Kempner recalls his time back in high school, when he was a photographer for The Pitch.

“There was no digital photography, so I had to work in a darkroom and make my prints, and then when the Pitch was going into press, I’d have to bring my pictures on the Pitch, and they would all lay it out themselves,” Kempner said.

Physics and astronomy teacher William J Morris III is one of the most experienced staff members currently teaching, with a record of 37 years. Having his siblings, wife and children attend Walter Johnson, Morris has a long history with the school. He recalls many changes made to the structure and makeup of the building, such as the observatory that was removed when the school reconstruction began.

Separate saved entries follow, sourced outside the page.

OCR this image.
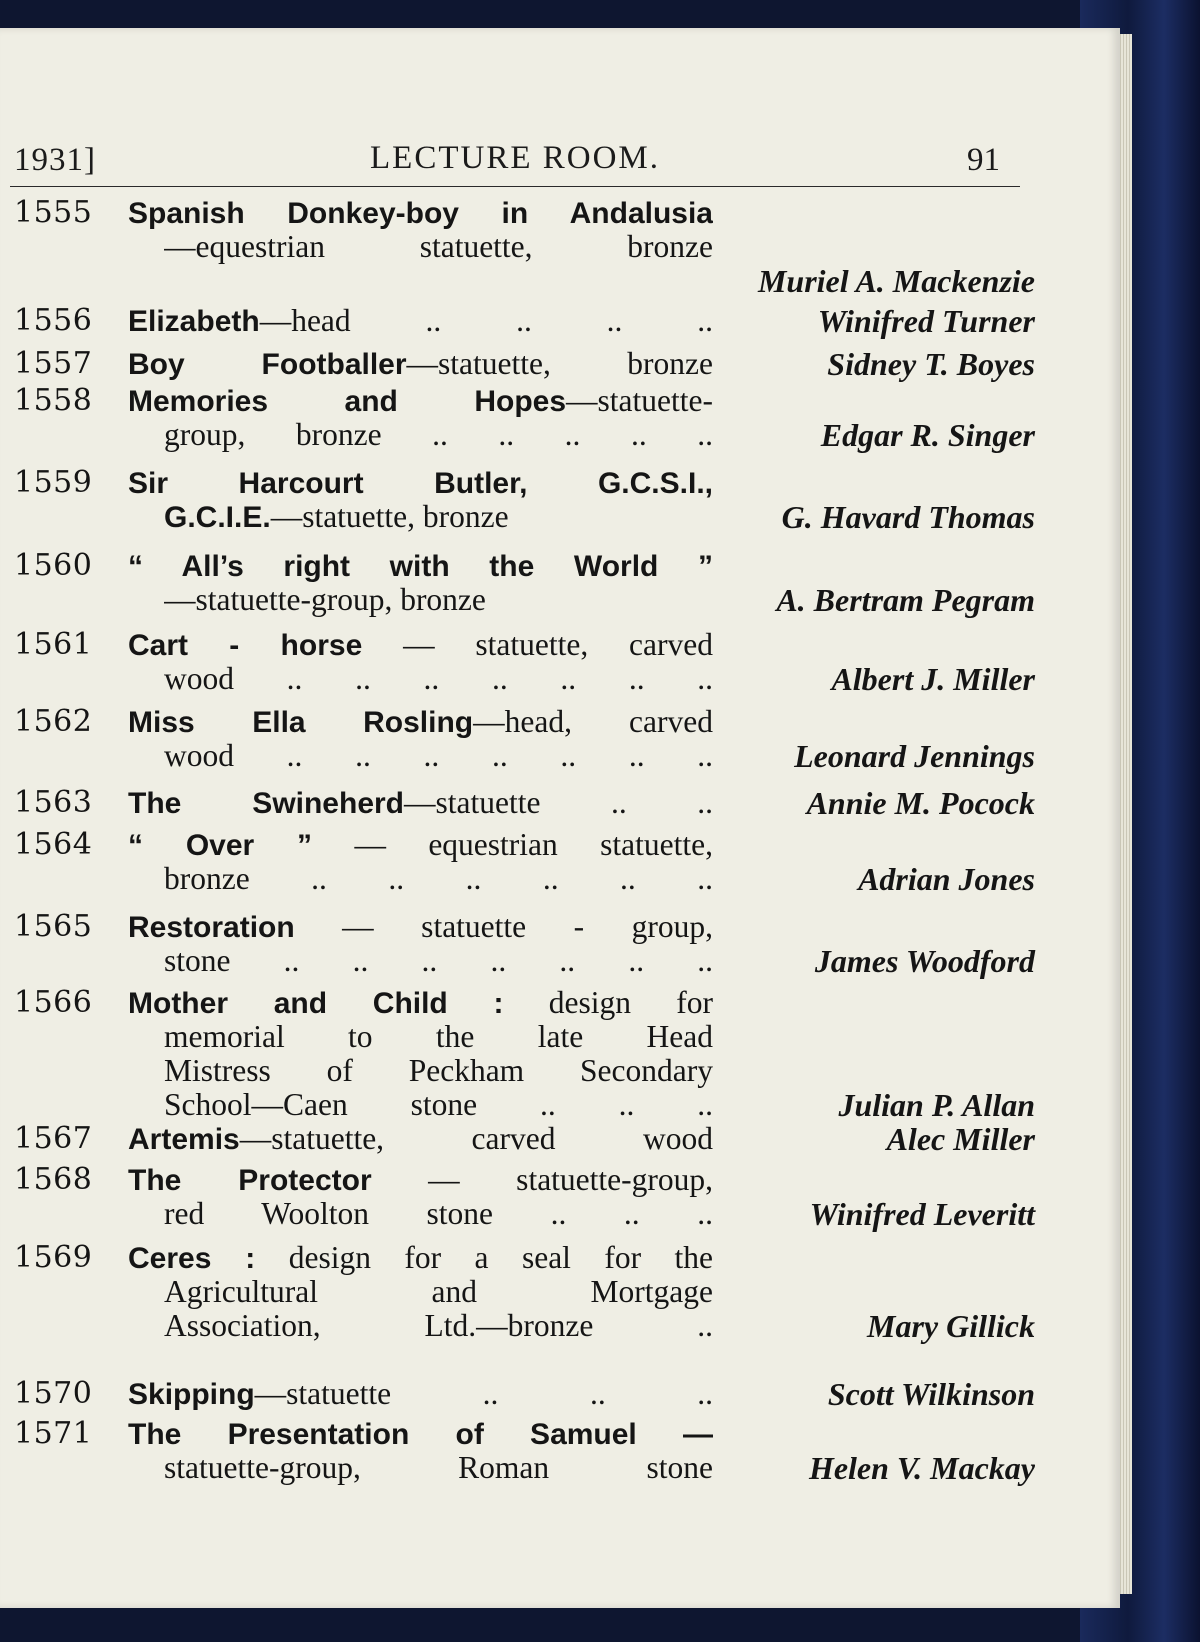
1931]	LECTURE ROOM.	91
1555 Spanish Donkey-boy in Andalusia
—equestrian statuette, bronze
Muriel A. Mackenzie
1556 Elizabeth—head .. .. .. ..	Winifred Turner
1557 Boy Footballer—statuette, bronze	Sidney T. Boyes
1558 Memories and Hopes—statuette-
group, bronze .. .. .. .. ..	Edgar R. Singer
1559 Sir Harcourt Butler, G.C.S.I.,
G.C.I.E.—statuette, bronze	G. Havard Thomas
1560 “ All’s right with the World ”
—statuette-group, bronze	A. Bertram Pegram
1561 Cart - horse — statuette, carved
wood .. .. .. .. .. .. ..	Albert J. Miller
1562 Miss Ella Rosling—head, carved
wood .. .. .. .. .. .. ..	Leonard Jennings
1563 The Swineherd—statuette .. ..	Annie M. Pocock
1564 “ Over ” — equestrian statuette,
bronze .. .. .. .. .. ..	Adrian Jones
1565 Restoration — statuette - group,
stone .. .. .. .. .. .. ..	James Woodford
1566 Mother and Child : design for
memorial to the late Head
Mistress of Peckham Secondary
School—Caen stone .. .. ..	Julian P. Allan
1567 Artemis—statuette, carved wood	Alec Miller
1568 The Protector — statuette-group,
red Woolton stone .. .. ..	Winifred Leveritt
1569 Ceres : design for a seal for the
Agricultural and Mortgage
Association, Ltd.—bronze ..	Mary Gillick
1570 Skipping—statuette .. .. ..	Scott Wilkinson
1571 The Presentation of Samuel —
statuette-group, Roman stone	Helen V. Mackay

“The bottom floors were where we stored the telescopes, and then we went up to the top floor, and it opened up the observatory itself, and the telescopes pointed out through the observatory, and the observatory spun, so you could get different parts of the sky,” Morris said.

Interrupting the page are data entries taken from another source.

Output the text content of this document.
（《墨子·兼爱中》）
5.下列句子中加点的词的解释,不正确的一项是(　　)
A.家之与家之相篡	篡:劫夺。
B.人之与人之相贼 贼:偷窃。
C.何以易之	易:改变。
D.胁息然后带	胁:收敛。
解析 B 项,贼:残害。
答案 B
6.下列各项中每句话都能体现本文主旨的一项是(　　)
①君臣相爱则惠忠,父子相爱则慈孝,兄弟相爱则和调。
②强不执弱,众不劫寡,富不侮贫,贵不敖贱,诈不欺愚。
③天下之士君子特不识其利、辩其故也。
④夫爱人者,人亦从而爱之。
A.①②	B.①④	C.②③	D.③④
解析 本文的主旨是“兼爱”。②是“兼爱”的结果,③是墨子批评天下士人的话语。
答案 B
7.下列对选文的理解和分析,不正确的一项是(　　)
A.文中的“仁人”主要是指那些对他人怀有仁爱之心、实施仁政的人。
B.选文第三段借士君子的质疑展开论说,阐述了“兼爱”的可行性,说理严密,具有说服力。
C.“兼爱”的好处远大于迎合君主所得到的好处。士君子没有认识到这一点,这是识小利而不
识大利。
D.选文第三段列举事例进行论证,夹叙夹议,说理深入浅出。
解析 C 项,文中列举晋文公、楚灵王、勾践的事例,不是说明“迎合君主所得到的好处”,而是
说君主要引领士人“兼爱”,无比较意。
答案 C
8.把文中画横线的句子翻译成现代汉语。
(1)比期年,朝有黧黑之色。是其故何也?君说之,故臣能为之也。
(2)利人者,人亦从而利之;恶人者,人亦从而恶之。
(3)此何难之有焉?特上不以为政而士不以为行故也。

Similar to Kempner, math teacher Staci Gallun, is also an alumni who graduated rather recently in 2008. During her time, the school was still under construction.

“However, since the building was never knocked down or completely rebuilt, a lot of it is actually the same,” Gallun said.
Along with the school, the surrounding community has also undergone a transformation.

“There was no Flippin Pizza, there was no Chipotle, but there was Bradley’s Icecream Shop. That was a Korean-run deli and ice cream shop that had the best sandwiches, and I would eat there pretty much every day for my freshman, sophomore [and] parts of my junior year,” Kempner said.

Beyond structural differences, the school has remained nearly the same in terms of traditions. Events such as homecoming hallways and pep rallies continue, as students enjoy and take pride in them every year.

“Hallway decorations for homecoming were always a huge thing, as well. WJ definitely outdoes other schools on those,” Gallun said.

On the other hand, the senior tradition of shed painting has not always involved a shed.

“In my time, people would go up on the roof and paint the chimney. You’d put your names on the chimney instead of the shed,” Kempner said.

The custom was changed shortly after Kempner’s graduation.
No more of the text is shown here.